Wie sich Unternehmen jetzt in die Wirtschaftspolitik einbringen können
20. Juli 2026Die IHK zu Leipzig überarbeitet ihre wirtschaftspolitischen Positionen. Sie bilden die Grundlage dafür, wie die IHK die Interessen der regionalen Wirtschaft gegenüber Politik und Verwaltung vertritt. Im Interview erklärt Gerrit Sandmann, Teamleiter Standortpolitik der IHK zu Leipzig, warum die Aktualisierung gerade jetzt wichtig ist, welche Themen Unternehmen einbringen können und wie sie sich am Prozess beteiligen.
WIRTSCHAFT ONLINE: Herr Sandmann, die IHK zu Leipzig überarbeitet derzeit ihre wirtschaftspolitischen Positionen. Was versteht man darunter – und welche Funktion haben diese Positionen für die Arbeit der IHK?
Sandmann: Die wirtschaftspolitischen Positionen bilden das wirtschaftspolitische Grundsatzprogramm der IHK zu Leipzig. Darin bündeln wir die Interessen und Erwartungen der regionalen Wirtschaft und leiten daraus konkrete Forderungen und Handlungsempfehlungen für Politik und Verwaltung ab. Für unsere tägliche Arbeit in der Interessenvertretung sind sie ein wichtiger Orientierungsrahmen. Zugleich schaffen sie eine verlässliche, durch Beschluss der IHK-Vollversammlung legitimierte Grundlage, um die Anliegen der Unternehmen gegenüber Entscheidungsträgern auf allen politischen Ebenen zu vertreten. Die Positionen werden regelmäßig aktualisiert, um wirtschaftspolitische Entwicklungen abzubilden und Forderungen für die Zukunft klar formulieren zu können.
WIRTSCHAFT ONLINE: Warum wird das Papier gerade jetzt überarbeitet und welche Entwicklungen machen das notwendig?
Sandmann: Die wirtschaftlichen Rahmenbedingungen verändern sich derzeit sehr dynamisch. Unternehmen stehen vor einer Vielzahl neuer Herausforderungen – vom Fachkräftemangel über die digitale und nachhaltige Transformation bis hin zu steigenden Energie-, Arbeits- und Bürokratiekosten. Zudem bringen Bund und Land gerade einige wichtige Reformvorhaben auf den Weg. Hierzu muss eine IHK sprachfähig sein.

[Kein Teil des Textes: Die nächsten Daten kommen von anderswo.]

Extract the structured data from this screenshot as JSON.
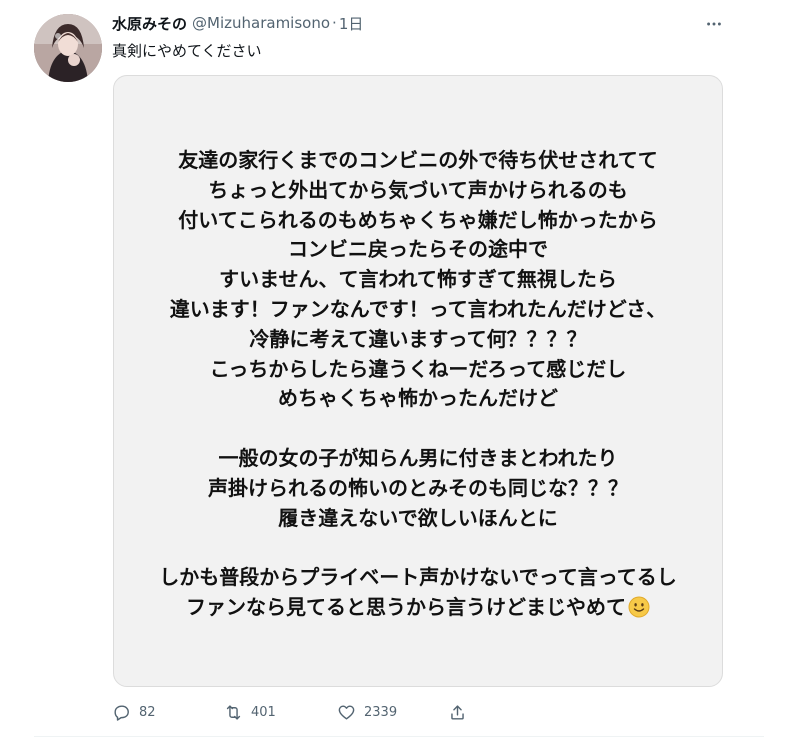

In den vergangenen Jahren haben sich die Rahmenbedingungen für Unternehmen grundlegend verändert. Die Auswirkungen der Pandemie, geopolitische Krisen, gestiegene Energiepreise, zunehmende regulatorische Anforderungen und die beschleunigte Digitalisierung haben viele Betriebe vor große Herausforderungen gestellt. Gleichzeitig gewinnen Themen wie Fachkräftesicherung, Innovation, Nachhaltigkeit und Resilienz weiter an Bedeutung. Diese Entwicklungen müssen sich in den wirtschaftspolitischen Positionen wiederfinden, damit sie die Realität der Unternehmen bestmöglich abbilden. Hinzu wächst der Handlungsdruck für die Politik, wirksame wirtschaftspolitische Maßnahmen umzusetzen, weil sich kein Ende der seit 2019 anhaltenden Wirtschaftskrise abzeichnet. Dabei haben wir es zunehmend mit strukturellen Problemen zu tun, deren Behebung in den wirtschaftspolitischen Positionen adressiert werden muss.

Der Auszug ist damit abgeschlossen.